Avrebbe dovuto leggere il nostro poemetto nel quale seguono due exempla di suicidio: "Cur aliquis laqueo collum nodatus amator/a trabe sublimi triste pependit onus? / Cur aliquis rigido fodit sua pectora ferro? /Invidiam caedis pacis amator habes" (vv. 17 - 20) , perché un innamorato annodatosi un laccio al collo è rimasto sospeso a un'altissima trave, funesto fardello? Perché un altro si è trafitto il petto con l'inflessibile ferro?
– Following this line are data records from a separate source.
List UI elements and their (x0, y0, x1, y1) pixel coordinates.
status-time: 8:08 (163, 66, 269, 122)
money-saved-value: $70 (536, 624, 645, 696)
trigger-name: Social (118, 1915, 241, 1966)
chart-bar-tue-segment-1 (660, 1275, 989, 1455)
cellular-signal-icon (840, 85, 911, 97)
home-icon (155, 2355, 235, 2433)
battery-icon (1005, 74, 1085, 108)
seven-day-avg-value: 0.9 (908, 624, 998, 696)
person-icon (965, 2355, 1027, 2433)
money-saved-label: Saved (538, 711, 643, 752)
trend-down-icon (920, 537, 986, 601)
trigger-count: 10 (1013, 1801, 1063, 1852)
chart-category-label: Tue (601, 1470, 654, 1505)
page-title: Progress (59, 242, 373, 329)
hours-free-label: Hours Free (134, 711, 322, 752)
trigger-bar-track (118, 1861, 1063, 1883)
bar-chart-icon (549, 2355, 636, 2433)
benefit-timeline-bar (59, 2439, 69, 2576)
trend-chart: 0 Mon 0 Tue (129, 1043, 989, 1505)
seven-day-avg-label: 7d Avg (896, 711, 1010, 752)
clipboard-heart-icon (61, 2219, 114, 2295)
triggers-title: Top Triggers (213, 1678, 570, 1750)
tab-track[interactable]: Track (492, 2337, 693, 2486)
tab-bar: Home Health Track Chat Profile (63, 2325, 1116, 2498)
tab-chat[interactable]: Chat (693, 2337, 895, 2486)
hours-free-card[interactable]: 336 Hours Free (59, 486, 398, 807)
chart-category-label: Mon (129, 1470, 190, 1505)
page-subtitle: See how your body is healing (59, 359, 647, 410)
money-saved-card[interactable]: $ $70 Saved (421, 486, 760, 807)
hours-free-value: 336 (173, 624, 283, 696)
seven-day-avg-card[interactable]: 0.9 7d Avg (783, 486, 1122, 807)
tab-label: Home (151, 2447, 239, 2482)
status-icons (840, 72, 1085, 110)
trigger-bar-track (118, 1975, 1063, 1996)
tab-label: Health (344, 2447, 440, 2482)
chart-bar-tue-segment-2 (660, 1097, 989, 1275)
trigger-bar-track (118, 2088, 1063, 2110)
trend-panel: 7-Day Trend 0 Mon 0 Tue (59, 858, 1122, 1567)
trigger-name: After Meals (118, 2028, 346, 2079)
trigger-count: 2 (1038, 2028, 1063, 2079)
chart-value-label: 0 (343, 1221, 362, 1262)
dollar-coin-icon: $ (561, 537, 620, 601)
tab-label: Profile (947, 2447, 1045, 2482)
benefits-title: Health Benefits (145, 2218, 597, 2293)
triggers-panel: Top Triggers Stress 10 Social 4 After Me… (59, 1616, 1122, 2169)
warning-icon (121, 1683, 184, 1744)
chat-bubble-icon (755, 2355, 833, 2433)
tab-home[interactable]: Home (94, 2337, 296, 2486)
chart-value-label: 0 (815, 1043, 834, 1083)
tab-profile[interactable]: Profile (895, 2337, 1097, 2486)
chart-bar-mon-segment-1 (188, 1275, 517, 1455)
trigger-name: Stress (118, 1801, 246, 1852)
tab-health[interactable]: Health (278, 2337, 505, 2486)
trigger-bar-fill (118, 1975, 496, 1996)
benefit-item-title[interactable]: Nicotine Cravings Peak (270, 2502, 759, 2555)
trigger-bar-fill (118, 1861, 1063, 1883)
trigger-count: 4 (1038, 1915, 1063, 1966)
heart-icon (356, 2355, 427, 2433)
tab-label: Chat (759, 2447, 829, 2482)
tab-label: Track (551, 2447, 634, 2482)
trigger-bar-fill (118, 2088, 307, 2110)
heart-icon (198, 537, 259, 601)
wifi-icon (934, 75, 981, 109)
Tu amante della pace raccogli l'odiosità della strage. - laqueo collum (acc. di relazione) nodatus: lett. = annodato nel collo con un laccio.



continua



[1] G. B. Conte, introduzione a Ovidio Rimedi contro l'amore, p. 39.
[2] Pronome neutro derivato da istud+ il deittico - ce.
[3] Il punitore di se stesso, commedia di Terenzio del 163 a. C
[4] Composto dalla negazione nec + otium.
[5] Del 1889.
[6] Madame Bovary, p. 104.
[7]G. B. Conte, introduzione a Ovidio Rimedi contro l'amore, n. 39, p. 52.
[8]G. B. Conte, introduzione a Ovidio Rimedi contro l'amore, p. 40.
[9] G. B. Conte, Scriptorium classicum 2, p. 173.
[10]con riferimento alla poetica del naturalismo e a Zola che intendeva utilizzare nella letteratura il metodo sperimentale delle scienze avvalendosi appunto di documenti. Tucidide nel Proemio presenta il suo metodo di lavoro con il verbo xunevgraye che propriamente significa "compose una suggrafhv, ossia un'opera condotta sui documenti".
[11] "Certas habuit puer ille sagittas " (Amores, I, 1, 25)
[12] Snell, La cultura greca e le origini del pensiero europeo, Il giocoso in Callimaco, p. 382. 
[13] Il 6 aprile del 1327, giorno della memoria della passione di Cristo. ma il sonetto fu composto intorno alla metà del secolo, dopo la morte di Laura.
[14] Si ricordi il topos delgli oculi in amore duces " (Properzio, II, 15, 12) .
[15]G. B. Conte, Scriptorium classicum 2, p. 176.
[16] P. Grimal, op. cit., p. 143.
[17] G. B. Conte, Scriptorium classicum 2, p. 176.
[18] Nota la metafora nautica

1 commento:

  1. La noia è causa di tanti mali,almeno l'amore (quando è sano) è il male più bello. Invece ,penso, che chi si uccide per amore commetta l'atto disperato di chi è incapace di amare persino la propria persona...Grazie Gianni per gli spunti di riflessione splendidi che ci regali. Giovanna Tocco.